Sukses

Ratusan Ribu Orang Kerja Rodi Jadi Online Scammer di ASEAN

ASEAN disorot PBB akibat masalah online scam yang meroket.

Liputan6.com, Jakarta - Jelang KTT ASEAN 2023 yang akan digelar di Jakarta, pihak Perserikatan Bangsa-Bangsa (PBB) merilis laporan kurang sedap mengenai situasi pekerjaan di Asia Tenggara. Kawasan ASEAN ternyata menjadi sarang online scammer yang korbannya mencapai ratusan ribu orang.

Orang-orang Indonesia pun menjadi korban dari bisnis haram ini.

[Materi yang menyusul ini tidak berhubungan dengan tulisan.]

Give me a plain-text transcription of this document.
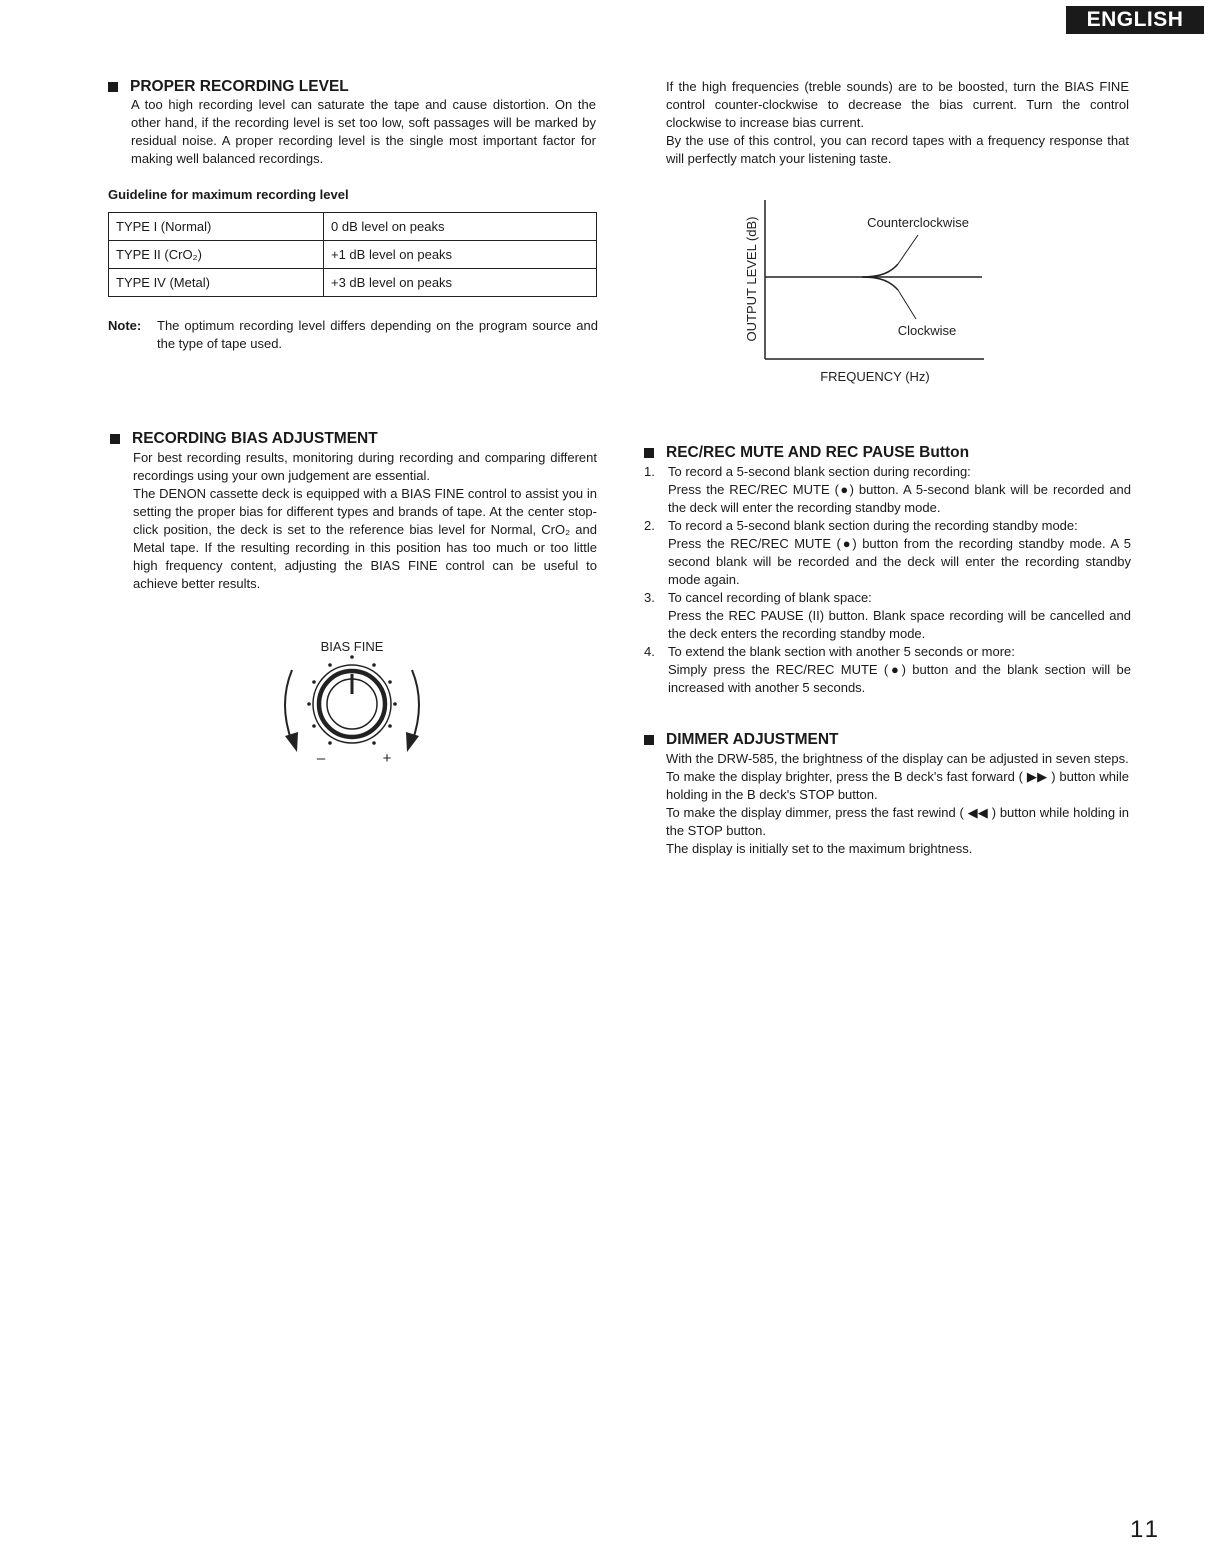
ENGLISH
PROPER RECORDING LEVEL

A too high recording level can saturate the tape and cause distortion. On the other hand, if the recording level is set too low, soft passages will be marked by residual noise. A proper recording level is the single most important factor for making well balanced recordings.

Guideline for maximum recording level
TYPE I (Normal)	0 dB level on peaks
TYPE II (CrO₂)	+1 dB level on peaks
TYPE IV (Metal)	+3 dB level on peaks
Note:	The optimum recording level differs depending on the program source and the type of tape used.
If the high frequencies (treble sounds) are to be boosted, turn the BIAS FINE control counter-clockwise to decrease the bias current. Turn the control clockwise to increase bias current.
By the use of this control, you can record tapes with a frequency response that will perfectly match your listening taste.
Counterclockwise
Clockwise
FREQUENCY (Hz)
OUTPUT LEVEL (dB)
RECORDING BIAS ADJUSTMENT
For best recording results, monitoring during recording and comparing different recordings using your own judgement are essential.
The DENON cassette deck is equipped with a BIAS FINE control to assist you in setting the proper bias for different types and brands of tape. At the center stop-click position, the deck is set to the reference bias level for Normal, CrO₂ and Metal tape. If the resulting recording in this position has too much or too little high frequency content, adjusting the BIAS FINE control can be useful to achieve better results.
BIAS FINE
–	+
REC/REC MUTE AND REC PAUSE Button
1.	To record a 5-second blank section during recording:
Press the REC/REC MUTE (●) button. A 5-second blank will be recorded and the deck will enter the recording standby mode.
2.	To record a 5-second blank section during the recording standby mode:
Press the REC/REC MUTE (●) button from the recording standby mode. A 5 second blank will be recorded and the deck will enter the recording standby mode again.
3.	To cancel recording of blank space:
Press the REC PAUSE (II) button. Blank space recording will be cancelled and the deck enters the recording standby mode.
4.	To extend the blank section with another 5 seconds or more:
Simply press the REC/REC MUTE (●) button and the blank section will be increased with another 5 seconds.
DIMMER ADJUSTMENT
With the DRW-585, the brightness of the display can be adjusted in seven steps.
To make the display brighter, press the B deck's fast forward ( ▶▶ ) button while holding in the B deck's STOP button.
To make the display dimmer, press the fast rewind ( ◀◀ ) button while holding in the STOP button.
The display is initially set to the maximum brightness.
11
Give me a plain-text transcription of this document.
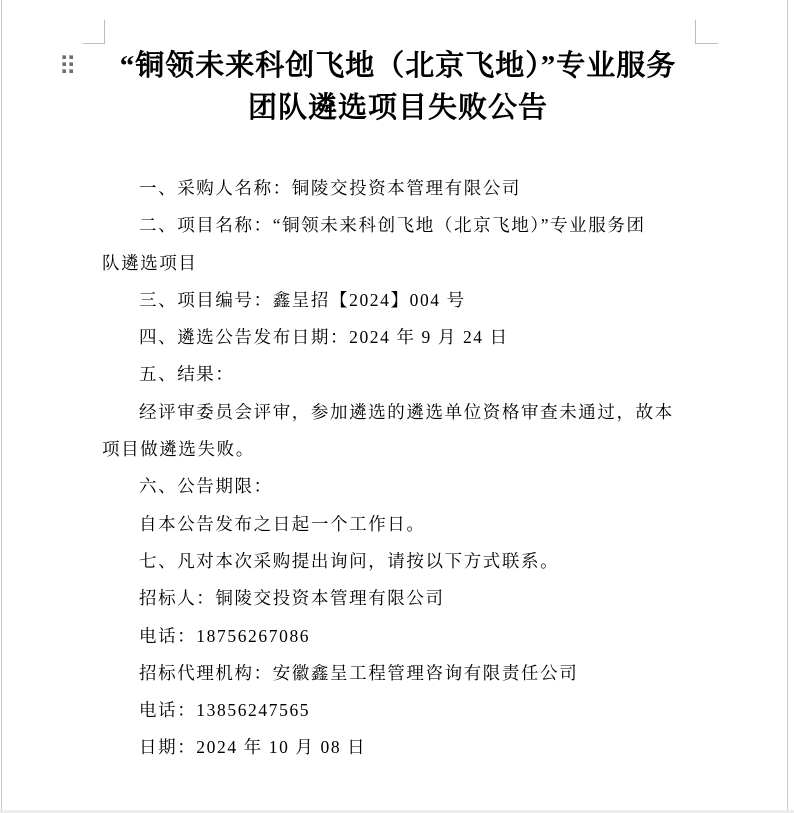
“铜领未来科创飞地（北京飞地）”专业服务
团队遴选项目失败公告
一、采购人名称：铜陵交投资本管理有限公司
二、项目名称：“铜领未来科创飞地（北京飞地）”专业服务团
队遴选项目
三、项目编号：鑫呈招【2024】004 号
四、遴选公告发布日期：2024 年 9 月 24 日
五、结果：
经评审委员会评审，参加遴选的遴选单位资格审查未通过，故本
项目做遴选失败。
六、公告期限：
自本公告发布之日起一个工作日。
七、凡对本次采购提出询问，请按以下方式联系。
招标人：铜陵交投资本管理有限公司
电话：18756267086
招标代理机构：安徽鑫呈工程管理咨询有限责任公司
电话：13856247565
日期：2024 年 10 月 08 日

Para calon pekerja biasanya dijebak dengan iming-iming gaji tinggi dan disuruh terbang ke negara ASEAN lain, seperti Myanmar, Laos, atau Kamboja. Setelahnya, mereka malah disuruh kerja jadi online scammer dan diperlakukan dengan tidak manusiawi.

Berdasarkan laporan Kantor HAM PBB (OHCHR), masalah online scam serta penyelundupan manusia (human trafficking) meningkat sejak tahun 2021.

"Saat penulisan laporan ini, situasi masih berkembang: ratusan ribu orang dari seluruh kawasan dan di luarnya telah dipaksa melakukan kejahatan online," tulis laporan OHCHR.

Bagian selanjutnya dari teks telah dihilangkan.